One can think of this as a question of two lines. One line rises steeply: that's the angle of destructive capability. The other is flat: that's the line of the physical geography of the third rock from the sun. We might call this rising line of annihilation the PyrE Curve, per Bester's The Stars My Destination. PyrE is the fictional substance, described as a "pyrophoric alloy ... a solid solution of transplutonian isotopes," a few pounds of which are capable of "releasing thermonuclear energy on the order of stellar Phoenix action." And without revealing too much of the novel -- still in print, still regarded as one of the great sci-novels of the last century -- what sets PyrE in motion is a single individual, Gully Foyle, the existential anti-hero, who repeats to himself, "death's my destination." Not a nice guy.

The last century brought us plenty of not-so-nice-guys -- Adolf Hitler, Pol Pot, Timothy McVeigh.

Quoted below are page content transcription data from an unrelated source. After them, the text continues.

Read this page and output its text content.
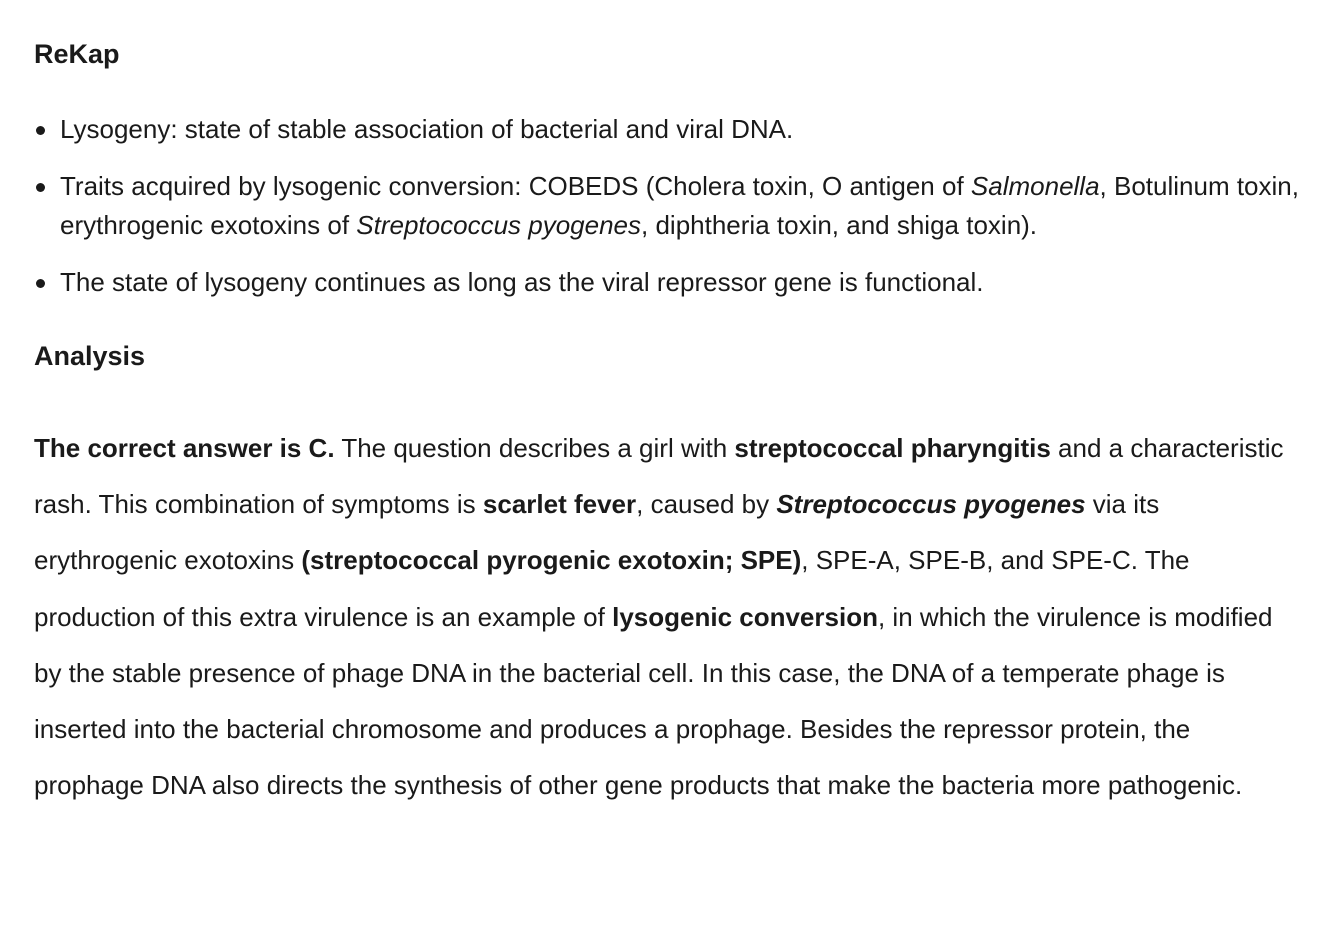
ReKap
Lysogeny: state of stable association of bacterial and viral DNA.
Traits acquired by lysogenic conversion: COBEDS (Cholera toxin, O antigen of Salmonella, Botulinum toxin, erythrogenic exotoxins of Streptococcus pyogenes, diphtheria toxin, and shiga toxin).
The state of lysogeny continues as long as the viral repressor gene is functional.
Analysis

The correct answer is C. The question describes a girl with streptococcal pharyngitis and a characteristic rash. This combination of symptoms is scarlet fever, caused by Streptococcus pyogenes via its erythrogenic exotoxins (streptococcal pyrogenic exotoxin; SPE), SPE-A, SPE-B, and SPE-C. The production of this extra virulence is an example of lysogenic conversion, in which the virulence is modified by the stable presence of phage DNA in the bacterial cell. In this case, the DNA of a temperate phage is inserted into the bacterial chromosome and produces a prophage. Besides the repressor protein, the prophage DNA also directs the synthesis of other gene products that make the bacteria more pathogenic.
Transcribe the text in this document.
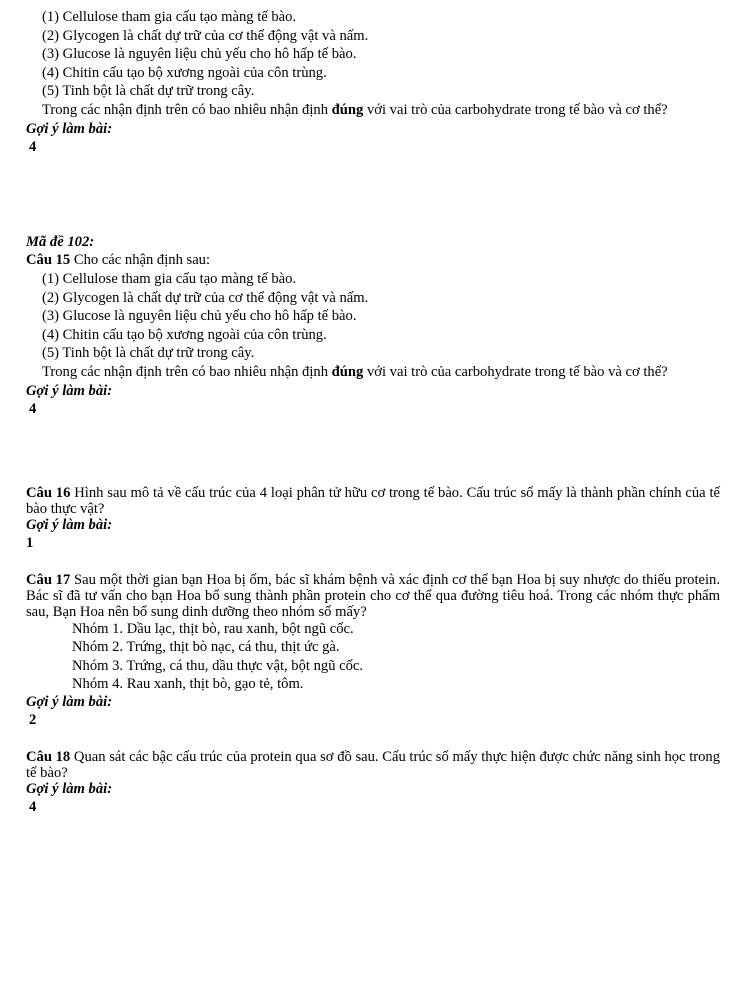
(1) Cellulose tham gia cấu tạo màng tế bào.
(2) Glycogen là chất dự trữ của cơ thể động vật và nấm.
(3) Glucose là nguyên liệu chủ yếu cho hô hấp tế bào.
(4) Chitin cấu tạo bộ xương ngoài của côn trùng.
(5) Tinh bột là chất dự trữ trong cây.
Trong các nhận định trên có bao nhiêu nhận định đúng với vai trò của carbohydrate trong tế bào và cơ thể?
Gợi ý làm bài:
4
Mã đề 102:
Câu 15 Cho các nhận định sau:
(1) Cellulose tham gia cấu tạo màng tế bào.
(2) Glycogen là chất dự trữ của cơ thể động vật và nấm.
(3) Glucose là nguyên liệu chủ yếu cho hô hấp tế bào.
(4) Chitin cấu tạo bộ xương ngoài của côn trùng.
(5) Tinh bột là chất dự trữ trong cây.
Trong các nhận định trên có bao nhiêu nhận định đúng với vai trò của carbohydrate trong tế bào và cơ thể?
Gợi ý làm bài:
4
Câu 16 Hình sau mô tả về cấu trúc của 4 loại phân tử hữu cơ trong tế bào. Cấu trúc số mấy là thành phần chính của tế bào thực vật?
Gợi ý làm bài:
1
Câu 17 Sau một thời gian bạn Hoa bị ốm, bác sĩ khám bệnh và xác định cơ thể bạn Hoa bị suy nhược do thiếu protein. Bác sĩ đã tư vấn cho bạn Hoa bổ sung thành phần protein cho cơ thể qua đường tiêu hoá. Trong các nhóm thực phẩm sau, Bạn Hoa nên bổ sung dinh dưỡng theo nhóm số mấy?
Nhóm 1. Dầu lạc, thịt bò, rau xanh, bột ngũ cốc.
Nhóm 2. Trứng, thịt bò nạc, cá thu, thịt ức gà.
Nhóm 3. Trứng, cá thu, dầu thực vật, bột ngũ cốc.
Nhóm 4. Rau xanh, thịt bò, gạo tẻ, tôm.
Gợi ý làm bài:
2
Câu 18 Quan sát các bậc cấu trúc của protein qua sơ đồ sau. Cấu trúc số mấy thực hiện được chức năng sinh học trong tế bào?
Gợi ý làm bài:
4
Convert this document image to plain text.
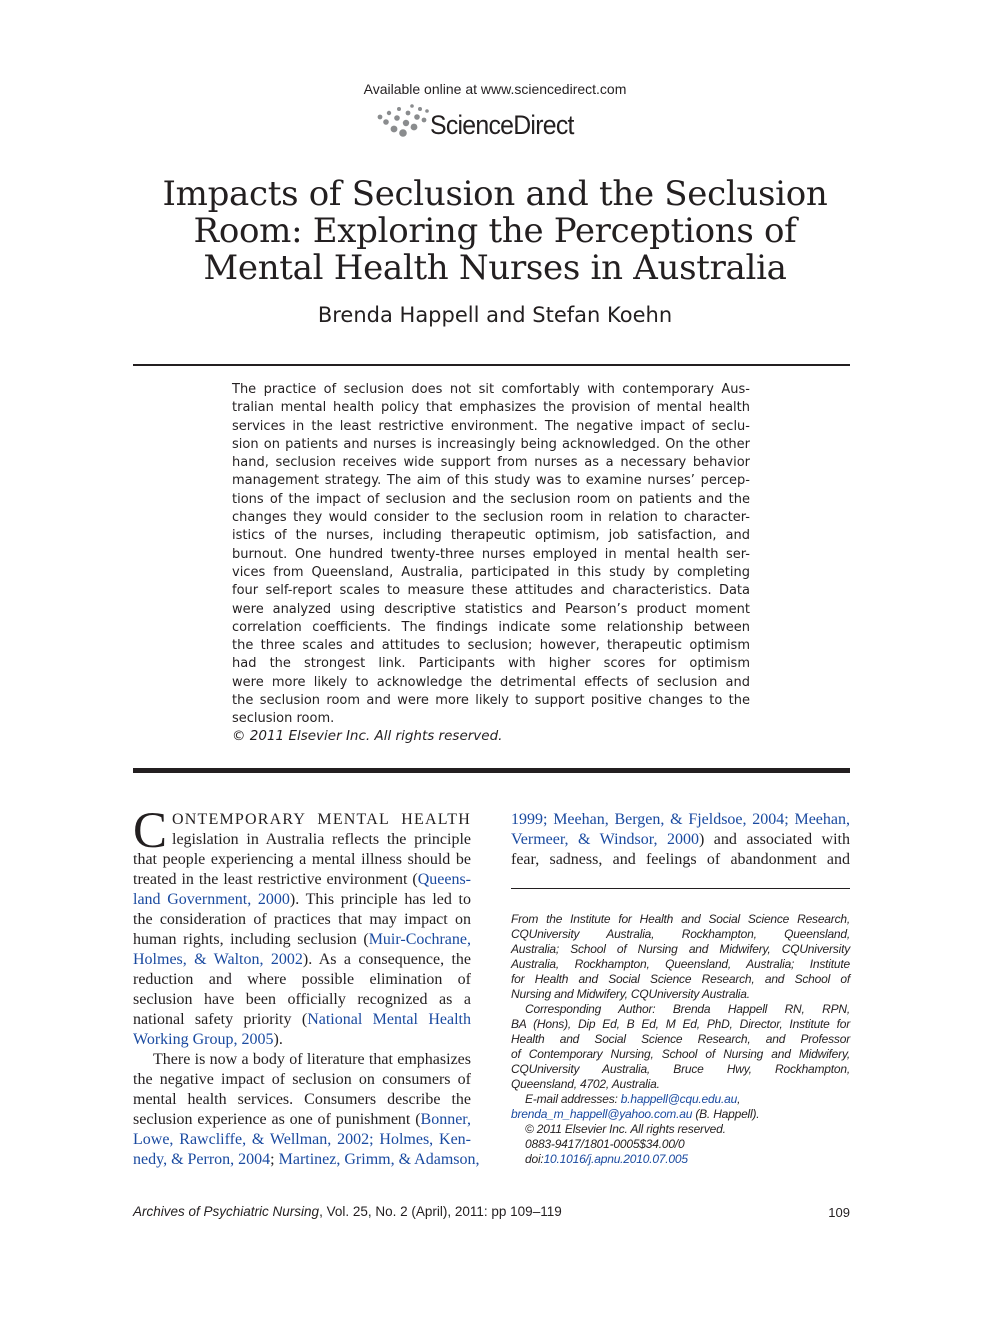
Available online at www.sciencedirect.com
ScienceDirect
Impacts of Seclusion and the Seclusion
Room: Exploring the Perceptions of
Mental Health Nurses in Australia
Brenda Happell and Stefan Koehn
The practice of seclusion does not sit comfortably with contemporary Aus-
tralian mental health policy that emphasizes the provision of mental health
services in the least restrictive environment. The negative impact of seclu-
sion on patients and nurses is increasingly being acknowledged. On the other
hand, seclusion receives wide support from nurses as a necessary behavior
management strategy. The aim of this study was to examine nurses’ percep-
tions of the impact of seclusion and the seclusion room on patients and the
changes they would consider to the seclusion room in relation to character-
istics of the nurses, including therapeutic optimism, job satisfaction, and
burnout. One hundred twenty-three nurses employed in mental health ser-
vices from Queensland, Australia, participated in this study by completing
four self-report scales to measure these attitudes and characteristics. Data
were analyzed using descriptive statistics and Pearson’s product moment
correlation coefficients. The findings indicate some relationship between
the three scales and attitudes to seclusion; however, therapeutic optimism
had the strongest link. Participants with higher scores for optimism
were more likely to acknowledge the detrimental effects of seclusion and
the seclusion room and were more likely to support positive changes to the
seclusion room.
© 2011 Elsevier Inc. All rights reserved.
C ONTEMPORARY MENTAL HEALTH
legislation in Australia reflects the principle
that people experiencing a mental illness should be
treated in the least restrictive environment (Queens-
land Government, 2000). This principle has led to
the consideration of practices that may impact on
human rights, including seclusion (Muir-Cochrane,
Holmes, & Walton, 2002). As a consequence, the
reduction and where possible elimination of
seclusion have been officially recognized as a
national safety priority (National Mental Health
Working Group, 2005).
There is now a body of literature that emphasizes
the negative impact of seclusion on consumers of
mental health services. Consumers describe the
seclusion experience as one of punishment (Bonner,
Lowe, Rawcliffe, & Wellman, 2002; Holmes, Ken-
nedy, & Perron, 2004; Martinez, Grimm, & Adamson,
1999; Meehan, Bergen, & Fjeldsoe, 2004; Meehan,
Vermeer, & Windsor, 2000) and associated with
fear, sadness, and feelings of abandonment and
From the Institute for Health and Social Science Research,
CQUniversity Australia, Rockhampton, Queensland,
Australia; School of Nursing and Midwifery, CQUniversity
Australia, Rockhampton, Queensland, Australia; Institute
for Health and Social Science Research, and School of
Nursing and Midwifery, CQUniversity Australia.
Corresponding Author: Brenda Happell RN, RPN,
BA (Hons), Dip Ed, B Ed, M Ed, PhD, Director, Institute for
Health and Social Science Research, and Professor
of Contemporary Nursing, School of Nursing and Midwifery,
CQUniversity Australia, Bruce Hwy, Rockhampton,
Queensland, 4702, Australia.
E-mail addresses: b.happell@cqu.edu.au,
brenda_m_happell@yahoo.com.au (B. Happell).
© 2011 Elsevier Inc. All rights reserved.
0883-9417/1801-0005$34.00/0
doi:10.1016/j.apnu.2010.07.005
Archives of Psychiatric Nursing, Vol. 25, No. 2 (April), 2011: pp 109–119	109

And the new century's leading amoral mass murderer, at least so far, is Mohamed Atta, the apparent coordinator of the quadruple skyjacking. Does anybody doubt that he would have used any weapon available on Sept. 11? Or that bin Laden would hesitate to use any such infernal device in the future?

Looking ahead, to a future of unlimited WMD's and a fixed planet, we should think of Plan A and Plan B. Plan A is to rid the world of terror, as President Bush pledged. But Plan B should begin with the realization that evil will always exist, and that meanwhile, the PyrE Curve is gaining on us, and may overtake us, no matter how skilled and courageous we are. The duty of Americans, of all humans of good will, is to survive, to strive, and not to yield. It should also be our mission to seek. And if we seek newer worlds, safer worlds -- that is, worlds in space, that is, Plan B -- then the human race won't end with either or a bang or a whimper, but will instead continue, ever greater, ever outward.